Retirement expert Just Group is urging those claiming Pension Credit - the main benefit designed to support individuals over State Pension age on a low income - to make sure they are getting their full entitlement.

This advice follows the DWP's estimation that claimants across England, Scotland, and Wales are missing out on roughly £100 million each year, translating to about £700 per household.

Stephen Lowe, group communications director at Just Group, revealed: "About 10% of claimants did not get their full entitlement in 2024/25 compared to 8% the previous years.

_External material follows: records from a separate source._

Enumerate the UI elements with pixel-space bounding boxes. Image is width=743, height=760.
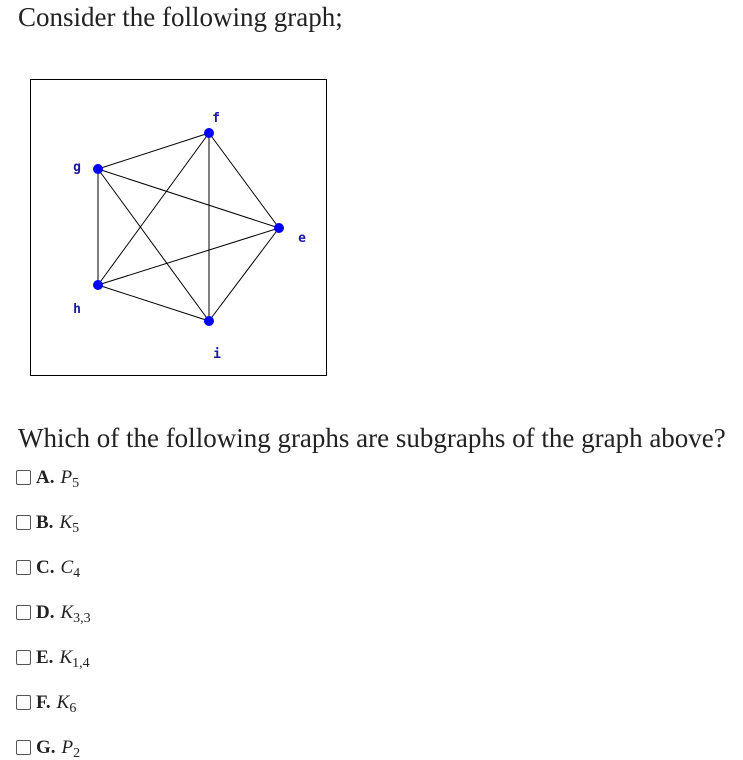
graph-figure	[30, 79, 327, 376]
option-a[interactable]	[16, 464, 91, 509]
checkbox[interactable]	[16, 560, 31, 575]
node-f	[204, 128, 214, 138]
edge-f-h	[98, 133, 209, 285]
option-c[interactable]	[16, 554, 91, 599]
answer-options	[16, 464, 91, 760]
option-letter: C.	[36, 557, 55, 578]
node-label-g: g	[73, 160, 81, 175]
graph-labels	[73, 111, 306, 362]
option-symbol: $C_4$	[60, 557, 81, 581]
edge-g-e	[98, 169, 279, 228]
checkbox[interactable]	[16, 650, 31, 665]
option-symbol: $K_5$	[59, 512, 80, 536]
checkbox[interactable]	[16, 605, 31, 620]
option-letter: A.	[36, 467, 55, 488]
edge-f-g	[98, 133, 209, 169]
edge-f-e	[209, 133, 279, 228]
node-g	[93, 164, 103, 174]
option-d[interactable]	[16, 599, 91, 644]
edge-h-i	[98, 285, 209, 321]
question-text: Which of the following graphs are subgraphs of the graph above?	[18, 423, 726, 453]
node-i	[204, 316, 214, 326]
edge-g-i	[98, 169, 209, 321]
node-label-i: i	[213, 347, 221, 362]
option-letter: F.	[36, 692, 51, 713]
node-e	[274, 223, 284, 233]
intro-text: Consider the following graph;	[18, 2, 343, 32]
option-letter: D.	[36, 602, 55, 623]
checkbox[interactable]	[16, 695, 31, 710]
option-g[interactable]	[16, 734, 91, 760]
checkbox[interactable]	[16, 515, 31, 530]
option-b[interactable]	[16, 509, 91, 554]
node-h	[93, 280, 103, 290]
graph-nodes	[93, 128, 284, 326]
option-symbol: $P_5$	[60, 467, 80, 491]
node-label-e: e	[298, 231, 306, 246]
option-f[interactable]	[16, 689, 91, 734]
option-letter: E.	[36, 647, 54, 668]
checkbox[interactable]	[16, 470, 31, 485]
option-symbol: $K_{1,4}$	[59, 647, 90, 671]
option-letter: B.	[36, 512, 54, 533]
graph-diagram	[31, 80, 326, 375]
option-e[interactable]	[16, 644, 91, 689]
node-label-f: f	[212, 111, 220, 126]
checkbox[interactable]	[16, 740, 31, 755]
option-symbol: $P_2$	[61, 737, 81, 760]
option-symbol: $K_{3,3}$	[60, 602, 91, 626]
option-symbol: $K_6$	[56, 692, 77, 716]
graph-edges	[98, 133, 279, 321]
node-label-h: h	[73, 302, 81, 317]
option-letter: G.	[36, 737, 56, 758]
edge-e-h	[98, 228, 279, 285]
edge-e-i	[209, 228, 279, 321]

The amount being underclaimed was also higher at £100 million compared to £80 million previously."

He further noted: "There are about 1.4 million claimants overall, suggesting 140,000 households missed out on an average of about £700, which is a significant sum for those struggling on low incomes."

Who is eligible for Pension Credit?

Pension Credit comes in two parts - Guarantee Credit and Savings Credit.

To qualify for Guarantee Pension Credit, you must have reached state pension age, which is currently 66. Your weekly income also needs to be below the minimum amount the UK Government considers necessary for living.

This stands at £227.10 for a single person and £346.60 for a couple. These figures could be higher if you're disabled, a carer or have certain housing costs.

Savings Credit is only available if you reached state pension age before April 6, 2016, or if you have a partner who reached state pension age before this date and was already receiving it.